Öncelikle, bu ziyaretin olacağına dair ABD tarafının hiçbir açıklaması olmadığını belirtmek gerekir. Öyle anlaşılıyor ki bir ziyaret düşünmüşler, ABD tarafına teklif gitmiş, onlar da “9 Mayıs olabilir ama bir görelim” demişler. Çünkü Erdoğan’a güvenmiyorlar. Bu nedenle ABD ucunu açık bırakmış.

Bununla birlikte, NATO’nun genişlemesi için oldukça önemli olan Finlandiya ve İsveç’in üyeliğine Erdoğan’ın günün sonunda onay vermesinin Beyaz Saray yolunu açacağı çıkarımları yapılmıştı.

Evet, İsveç’e yeşil ışık yakmanın şartlarından biri buydu. Benim tahminim, ABD tarafı “Bakarız, 9 Mayıs olabilir” dedi. Fakat Erdoğan hükümeti, aceleci bir biçimde bunu “9 Mayıs’ta Biden’le görüşeceğiz” diye sundu. Fakat Amerikan tarafı memnun olmadı. En son Haniye’nin gelmesiyle birlikte de bu işten vazgeçildi. ABD’de seçim olmasa, Gazze’de yaşananlar olmasa kabul edilebilirdi ama şu anki koşullarda olmaz. O yüzden de ABD tarafı “Ziyaret gündemimizde yok” diyerek konuyu kapattı.
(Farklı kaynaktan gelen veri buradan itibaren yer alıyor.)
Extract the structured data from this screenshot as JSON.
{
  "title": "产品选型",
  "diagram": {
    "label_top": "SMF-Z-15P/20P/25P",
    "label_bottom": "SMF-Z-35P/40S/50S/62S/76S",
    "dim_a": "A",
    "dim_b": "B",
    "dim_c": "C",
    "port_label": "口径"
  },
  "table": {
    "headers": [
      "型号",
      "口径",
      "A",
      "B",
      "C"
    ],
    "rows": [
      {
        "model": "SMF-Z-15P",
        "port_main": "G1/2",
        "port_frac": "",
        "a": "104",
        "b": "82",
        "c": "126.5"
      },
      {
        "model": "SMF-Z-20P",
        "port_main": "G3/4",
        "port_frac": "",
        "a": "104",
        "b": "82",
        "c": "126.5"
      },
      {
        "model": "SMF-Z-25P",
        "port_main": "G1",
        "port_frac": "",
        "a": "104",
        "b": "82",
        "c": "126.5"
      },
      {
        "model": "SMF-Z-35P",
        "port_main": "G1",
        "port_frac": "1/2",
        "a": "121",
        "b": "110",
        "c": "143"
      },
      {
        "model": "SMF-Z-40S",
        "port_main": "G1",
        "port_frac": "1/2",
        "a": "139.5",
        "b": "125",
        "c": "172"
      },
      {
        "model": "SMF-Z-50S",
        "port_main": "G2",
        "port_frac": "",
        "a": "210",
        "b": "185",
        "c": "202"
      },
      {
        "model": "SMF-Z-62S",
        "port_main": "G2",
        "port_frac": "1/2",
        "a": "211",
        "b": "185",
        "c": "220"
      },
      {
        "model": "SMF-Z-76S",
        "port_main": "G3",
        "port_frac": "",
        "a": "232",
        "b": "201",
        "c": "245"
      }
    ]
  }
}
HAMAS’LA GÖRÜŞMENİN SOMUT BİR GETİRİSİ YOK

Erdoğan’ın 20 Nisan’da Dolmabahçe’de Haniye ile görüşmesiyle ilgili şöyle yorumlar da var; Hamas’la görüşme ABD’den habersiz olmadı. Dolayısıyla, ABD ziyareti kapısını kapatan güçlü faktörlerden biri Hamas’la görüşme değil, Hamas’ı dönüştürme ve silahları bıraktırma misyonunu Ankara’nın yerine getirmemesi. Katılır mısınız?
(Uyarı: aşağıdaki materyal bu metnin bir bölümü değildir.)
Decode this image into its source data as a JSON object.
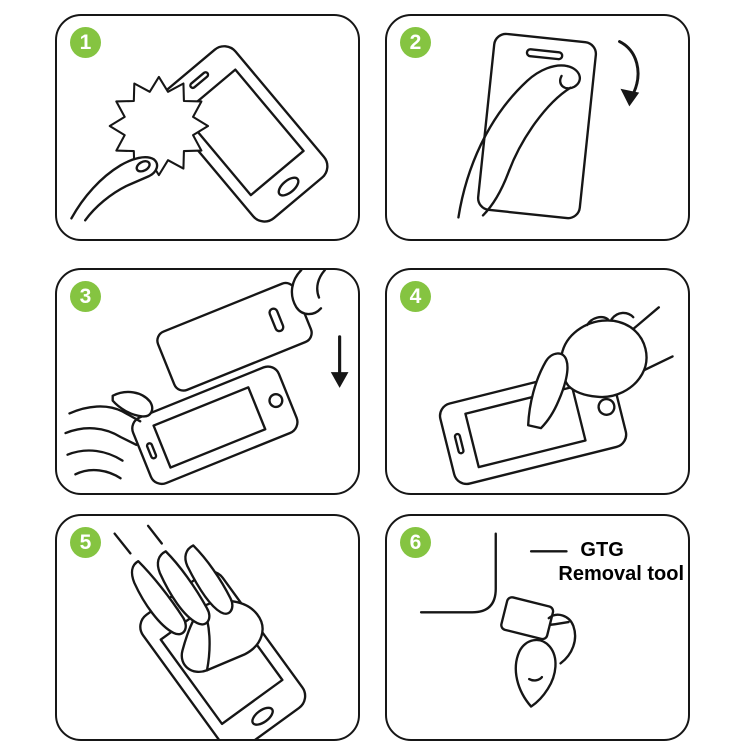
{
  "colors": {
    "badge_green": "#85c441",
    "line_black": "#161616",
    "background": "#ffffff"
  },
  "steps": [
    {
      "number": "1",
      "illustration": "hand-wiping-phone-screen-with-cloth"
    },
    {
      "number": "2",
      "illustration": "peeling-backing-film-off-screen-protector"
    },
    {
      "number": "3",
      "illustration": "lowering-protector-onto-phone"
    },
    {
      "number": "4",
      "illustration": "finger-pressing-screen-center"
    },
    {
      "number": "5",
      "illustration": "hand-smoothing-protector-with-cloth"
    },
    {
      "number": "6",
      "illustration": "prying-corner-with-removal-tool",
      "label_line1": "GTG",
      "label_line2": "Removal tool"
    }
  ]
}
Evet. Şuna bakarlar, bu görüşmeden ne çıkıyor? Mesela Erdoğan, rehine bırakılmasını çok zorladı. Topluca bir rehine bıraktırabilseydi o zaman diyecekti ki “Bakın biz Hamas’la görüşüyoruz ama pozitif de bir sonuç alıyoruz!” Ama 5 İsrail vatandaşını dahi serbest bıraktıramadı Erdoğan. Dolayısıyla şu an Hamas’la görüşmesinin bir getirisi yok ve Hamas’a çok angaje olduğu için İsrailliler de Erdoğan’la görüşmüyorlar. O nedenle de ara buluculuk sürecini Mısır ve kısmen Katar yürütüyor. Burada Erdoğan’a bir rol yok çünkü Erdoğan’dan alabilecekleri fazla bir şey de yok. İstediği kadar Haniye ile görüşsün. Erdoğan iki tarafla eşit konumda görüşecek pozisyonda değil. Genel olarak zaten bölgede kimse Erdoğan’a fazla bir rol vermek istemiyor. Hamas da zaten sıkışmış durumda, bölgede de dostu kalmadı. Erdoğan’a tutunmaya çalışıyorlar.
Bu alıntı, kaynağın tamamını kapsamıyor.